Quel genre de film vous touche ?

Un film qui fait qu’on n’est pas pareil avant et après. Un film qui vous apprend quelque chose, qui vous reste pour toute la vie, qui fait que vous n’êtes plus le même spectateur.

Lesquels vous ont changé ?

Il y en a tant ! Je vais vous en donner un qui m’a terrifié, que j’ai vu très jeune : Ordet de Carl Theodor Dreyer. Je ne comprenais pas du tout ce que je voyais. Quand il y a eu le miracle, j’ai eu très peur. J’ai été élevé dans le catholicisme, je regardais ce film avec tous ces protestants et ce type qui se prend pour Jésus, qui réussit à ressusciter l’enfant. Je n’étais plus le même, je n’avais plus la même perception de la vie après.

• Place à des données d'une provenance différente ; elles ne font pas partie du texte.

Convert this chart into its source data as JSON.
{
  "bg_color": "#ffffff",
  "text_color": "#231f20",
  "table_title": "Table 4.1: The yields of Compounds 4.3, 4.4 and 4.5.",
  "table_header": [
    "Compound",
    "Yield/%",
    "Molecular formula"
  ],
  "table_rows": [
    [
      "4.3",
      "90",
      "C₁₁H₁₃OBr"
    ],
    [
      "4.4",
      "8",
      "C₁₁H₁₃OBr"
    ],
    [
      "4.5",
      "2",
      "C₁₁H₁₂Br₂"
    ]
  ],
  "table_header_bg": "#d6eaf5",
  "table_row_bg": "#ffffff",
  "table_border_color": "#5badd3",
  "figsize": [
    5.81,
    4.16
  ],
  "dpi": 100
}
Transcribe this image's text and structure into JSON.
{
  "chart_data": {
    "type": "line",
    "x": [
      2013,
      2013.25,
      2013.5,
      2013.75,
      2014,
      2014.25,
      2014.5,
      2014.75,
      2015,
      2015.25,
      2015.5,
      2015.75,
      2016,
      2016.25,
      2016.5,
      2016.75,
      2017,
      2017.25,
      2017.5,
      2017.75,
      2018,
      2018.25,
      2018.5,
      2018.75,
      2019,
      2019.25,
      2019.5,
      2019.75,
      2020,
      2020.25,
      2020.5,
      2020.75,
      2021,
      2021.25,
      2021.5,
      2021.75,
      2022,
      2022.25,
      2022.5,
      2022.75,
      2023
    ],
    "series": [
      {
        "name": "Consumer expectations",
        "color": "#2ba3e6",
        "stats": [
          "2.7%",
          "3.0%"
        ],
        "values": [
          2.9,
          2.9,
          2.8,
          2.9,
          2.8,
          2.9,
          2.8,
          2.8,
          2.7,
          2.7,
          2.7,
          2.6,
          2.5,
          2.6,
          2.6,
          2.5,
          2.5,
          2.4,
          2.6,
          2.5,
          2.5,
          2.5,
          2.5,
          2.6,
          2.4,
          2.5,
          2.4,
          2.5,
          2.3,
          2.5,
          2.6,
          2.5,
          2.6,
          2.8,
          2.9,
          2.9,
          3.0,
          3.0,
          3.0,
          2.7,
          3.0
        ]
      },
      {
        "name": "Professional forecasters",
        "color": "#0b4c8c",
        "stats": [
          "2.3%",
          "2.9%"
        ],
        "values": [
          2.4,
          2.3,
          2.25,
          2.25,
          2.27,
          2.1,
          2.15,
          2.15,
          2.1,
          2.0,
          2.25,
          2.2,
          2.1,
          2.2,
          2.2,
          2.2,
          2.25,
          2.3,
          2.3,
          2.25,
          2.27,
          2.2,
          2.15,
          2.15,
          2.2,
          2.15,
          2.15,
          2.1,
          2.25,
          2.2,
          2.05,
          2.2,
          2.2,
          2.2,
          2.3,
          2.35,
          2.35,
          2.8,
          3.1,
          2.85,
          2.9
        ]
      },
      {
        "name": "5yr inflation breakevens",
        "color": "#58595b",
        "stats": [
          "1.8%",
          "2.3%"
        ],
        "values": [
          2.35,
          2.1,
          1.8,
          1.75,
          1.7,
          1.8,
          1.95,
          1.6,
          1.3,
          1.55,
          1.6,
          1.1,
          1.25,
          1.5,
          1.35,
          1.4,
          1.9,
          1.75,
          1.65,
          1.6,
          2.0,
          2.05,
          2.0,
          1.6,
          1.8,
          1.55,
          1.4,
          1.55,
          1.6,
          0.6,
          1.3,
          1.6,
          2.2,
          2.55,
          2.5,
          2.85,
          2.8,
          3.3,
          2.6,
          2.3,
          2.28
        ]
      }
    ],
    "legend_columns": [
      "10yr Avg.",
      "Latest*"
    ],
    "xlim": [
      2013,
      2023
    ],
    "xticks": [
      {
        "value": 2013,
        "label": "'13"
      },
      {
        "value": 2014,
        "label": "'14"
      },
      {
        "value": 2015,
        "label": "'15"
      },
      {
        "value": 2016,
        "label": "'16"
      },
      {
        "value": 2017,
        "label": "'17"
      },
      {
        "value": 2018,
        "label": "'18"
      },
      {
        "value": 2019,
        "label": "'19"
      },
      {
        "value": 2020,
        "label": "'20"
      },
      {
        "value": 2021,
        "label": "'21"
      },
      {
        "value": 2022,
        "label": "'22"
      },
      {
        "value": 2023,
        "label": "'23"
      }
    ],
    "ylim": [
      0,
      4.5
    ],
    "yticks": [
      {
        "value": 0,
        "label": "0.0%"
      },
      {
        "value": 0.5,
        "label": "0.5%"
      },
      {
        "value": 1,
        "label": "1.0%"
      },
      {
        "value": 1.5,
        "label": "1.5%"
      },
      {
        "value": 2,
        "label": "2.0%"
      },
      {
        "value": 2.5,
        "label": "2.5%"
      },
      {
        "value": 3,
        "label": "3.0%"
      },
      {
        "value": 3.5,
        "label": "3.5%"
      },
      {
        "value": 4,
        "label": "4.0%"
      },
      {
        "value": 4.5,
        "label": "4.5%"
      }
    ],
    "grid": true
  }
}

Vos propres films en revanche, ils vous ont servi à régler vos comptes avec votre pays (La Sentinelle), avec votre famille (La Vie des morts), avec vos ex copines (Comment je me suis disputé…) ?

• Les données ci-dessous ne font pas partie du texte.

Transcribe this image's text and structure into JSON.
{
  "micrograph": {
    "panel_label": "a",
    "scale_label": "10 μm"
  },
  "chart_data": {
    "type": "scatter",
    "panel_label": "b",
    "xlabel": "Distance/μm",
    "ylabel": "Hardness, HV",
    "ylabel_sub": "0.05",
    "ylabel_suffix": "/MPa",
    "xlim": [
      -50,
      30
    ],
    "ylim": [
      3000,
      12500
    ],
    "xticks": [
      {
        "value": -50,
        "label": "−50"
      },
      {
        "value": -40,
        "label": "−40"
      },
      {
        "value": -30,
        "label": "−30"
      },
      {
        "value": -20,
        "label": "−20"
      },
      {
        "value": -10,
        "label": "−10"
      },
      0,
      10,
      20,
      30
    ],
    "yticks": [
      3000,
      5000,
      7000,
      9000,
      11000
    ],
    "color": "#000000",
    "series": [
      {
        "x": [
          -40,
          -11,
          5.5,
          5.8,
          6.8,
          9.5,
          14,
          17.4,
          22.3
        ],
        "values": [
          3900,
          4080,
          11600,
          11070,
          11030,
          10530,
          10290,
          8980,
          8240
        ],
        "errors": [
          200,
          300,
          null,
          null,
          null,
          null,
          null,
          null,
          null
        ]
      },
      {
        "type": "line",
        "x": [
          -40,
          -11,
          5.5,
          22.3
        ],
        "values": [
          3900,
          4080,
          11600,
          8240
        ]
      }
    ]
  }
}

On se bagarre avec ses démons. En même temps, je demande à mes acteurs de se jeter dans l’eau froide et il faut que j’en sois capable aussi. Quand les acteurs me donnent leur immense talent, c’est bien, mais ce n’est pas assez.

« Je demande à mes acteurs de me donner quelque chose de personnel, une note musicale vibrante qui est presque indécente. Vous ne savez plus où est la limite entre le personnage et l’acteur. »

Quelle est votre place dans la grande famille du cinéma ? Vous dites vous sentir un peu à part.

J’en fais sûrement partie, plus que ce que je veux bien admettre. J’ai été touché par exemple que la famille du cinéma me donne un César pour Trois souvenirs de ma jeunesse. J’étais ému, je me suis dit que dans le fond, j’en faisais partie de manière plus discrète. Peut-être parce que je n’en reviens toujours pas de la chance que j’ai de pouvoir fabriquer des films. J’ai tellement vécu dans la hantise, de l’âge de 7 ans à 17 ans, de ne pas pouvoir travailler dans le cinéma. Je ne connaissais personne dans le spectacle, c’était à Paris. J’ai fait le deuil de tout ça pendant dix ans de ma vie, j’étais malheureux comme les pierres. Je n’en reviens toujours pas. 

Et ce malgré les différentes preuves de reconnaissance au long de votre carrière ?

Non, je continue à être le même enfant provincial surpris qui se dit « Mon Dieu, on te donne le droit de fabriquer un film ! ». Avec le nouveau que je suis en train de préparer, c’est pareil. Je me dis « Est-ce que c’est à cause de ma famille, moi qui vient de Roubaix ? » Ça continue à me stupéfier, peut-être parce que je suis timide de tempérament.